To make sure there are more “martyrs” to follow, Hamayan Tariq, from Dudley, England, has posted instructions and sketches on constructing improvised explosive devices (IEDs). He urges followers in Britain to build and detonate them.

The Islamic State features Tareq Kamleh, a pediatrician from Adelaide, Australia, who urges other doctors to come to Syria, where hospitals have been established in Raqqa and Aleppo. He is part of a broader media campaign — including a video of a surgery at one hospital — to show recruits that many medical professionals are arriving in Syria.

On his Facebook page, Dr. Kamleh posted a message denying the Islamic State commits mass murder, according to Australian media.

The Islamic State itself has sent out photos and video of its beheadings and mass executions.

A failing strategy

Its outreach has not been just for professionalizing the caliphate. It is part of a broader military plan.
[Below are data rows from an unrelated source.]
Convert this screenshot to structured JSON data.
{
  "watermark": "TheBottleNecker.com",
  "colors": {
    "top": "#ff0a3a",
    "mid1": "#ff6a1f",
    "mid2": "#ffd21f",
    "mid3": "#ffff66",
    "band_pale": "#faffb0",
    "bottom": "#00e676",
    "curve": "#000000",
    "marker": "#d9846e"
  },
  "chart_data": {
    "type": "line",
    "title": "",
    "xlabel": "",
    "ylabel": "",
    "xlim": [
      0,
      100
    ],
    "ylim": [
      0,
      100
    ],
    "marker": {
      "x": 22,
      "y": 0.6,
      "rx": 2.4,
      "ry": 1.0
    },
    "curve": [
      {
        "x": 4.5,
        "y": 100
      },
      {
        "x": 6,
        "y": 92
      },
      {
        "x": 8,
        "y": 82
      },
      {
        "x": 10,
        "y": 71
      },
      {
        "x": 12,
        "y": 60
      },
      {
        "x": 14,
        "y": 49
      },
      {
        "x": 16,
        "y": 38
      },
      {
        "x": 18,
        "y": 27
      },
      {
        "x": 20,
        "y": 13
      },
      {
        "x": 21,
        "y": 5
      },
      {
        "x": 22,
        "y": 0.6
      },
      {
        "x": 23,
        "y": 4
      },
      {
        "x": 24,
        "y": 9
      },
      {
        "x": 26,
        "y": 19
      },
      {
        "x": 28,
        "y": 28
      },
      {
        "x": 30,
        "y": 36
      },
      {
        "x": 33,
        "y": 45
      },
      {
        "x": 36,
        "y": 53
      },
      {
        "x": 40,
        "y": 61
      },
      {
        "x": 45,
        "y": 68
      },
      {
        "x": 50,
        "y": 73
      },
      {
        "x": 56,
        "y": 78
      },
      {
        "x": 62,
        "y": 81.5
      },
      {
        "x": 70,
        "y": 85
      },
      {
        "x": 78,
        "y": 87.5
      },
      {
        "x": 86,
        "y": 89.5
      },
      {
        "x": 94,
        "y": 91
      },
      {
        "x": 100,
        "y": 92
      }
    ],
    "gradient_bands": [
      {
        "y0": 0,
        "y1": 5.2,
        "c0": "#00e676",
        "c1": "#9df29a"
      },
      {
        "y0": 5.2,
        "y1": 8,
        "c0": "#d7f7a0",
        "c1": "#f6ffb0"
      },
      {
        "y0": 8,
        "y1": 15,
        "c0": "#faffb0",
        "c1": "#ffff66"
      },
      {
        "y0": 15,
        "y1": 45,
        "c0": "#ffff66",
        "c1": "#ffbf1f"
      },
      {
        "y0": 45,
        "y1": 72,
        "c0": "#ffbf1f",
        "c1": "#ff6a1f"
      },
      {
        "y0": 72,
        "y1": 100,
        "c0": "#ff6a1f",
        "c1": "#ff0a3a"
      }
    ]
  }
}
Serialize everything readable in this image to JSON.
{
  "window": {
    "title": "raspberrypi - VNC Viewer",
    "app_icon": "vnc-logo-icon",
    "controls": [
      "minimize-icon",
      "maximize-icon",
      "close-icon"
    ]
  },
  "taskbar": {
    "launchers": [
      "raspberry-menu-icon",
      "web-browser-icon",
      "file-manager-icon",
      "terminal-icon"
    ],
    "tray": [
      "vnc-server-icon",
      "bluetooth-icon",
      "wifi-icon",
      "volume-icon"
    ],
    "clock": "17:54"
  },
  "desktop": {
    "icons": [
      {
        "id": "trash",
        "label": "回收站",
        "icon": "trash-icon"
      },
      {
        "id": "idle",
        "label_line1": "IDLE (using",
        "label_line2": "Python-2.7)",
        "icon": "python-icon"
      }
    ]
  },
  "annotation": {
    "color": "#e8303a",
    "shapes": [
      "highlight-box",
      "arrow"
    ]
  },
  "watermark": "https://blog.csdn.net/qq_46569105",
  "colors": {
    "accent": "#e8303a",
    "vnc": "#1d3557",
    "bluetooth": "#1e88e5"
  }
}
“ISIS in 2015 is expanding to new battlefronts elsewhere in the region and attempting to radicalize supporters in the West, efforts designed to divert attention away from ISIS’s defenses inside Iraq and Syria,” says a new report by the Institute for the Study of War.

The institute portrays the Islamic State as gaining new territory in Syria because it does not face the full force of American airstrikes that have focused on Iraq during the U.S. retraining of the Iraqi army. This helps explain why it can open schools, medical centers and other infrastructure in Raqqa, Aleppo and elsewhere.

“ISIS is seizing on new fronts in Syria,” the think tank says. “ISIS’s urban control in Syria is not likely to face the same threats as its control of cities in Iraq, and therefore ISIS is not likely to face an existential challenge to its credibility.”

The study was written by Jessica Lewis McFate, a former Army intelligence officer who deployed to Iraq and Afghanistan. She concludes that the current Obama administration strategy of limited airstrikes and a small coalition-trained anti-ISIS army is doomed in Syria.

“Syria before 2011 is gone,” she writes. “The loss of Syria as a state will allow ISIS, al-Qaeda and Iran to claim the land and the people that had once belonged to Syria for their own claims.”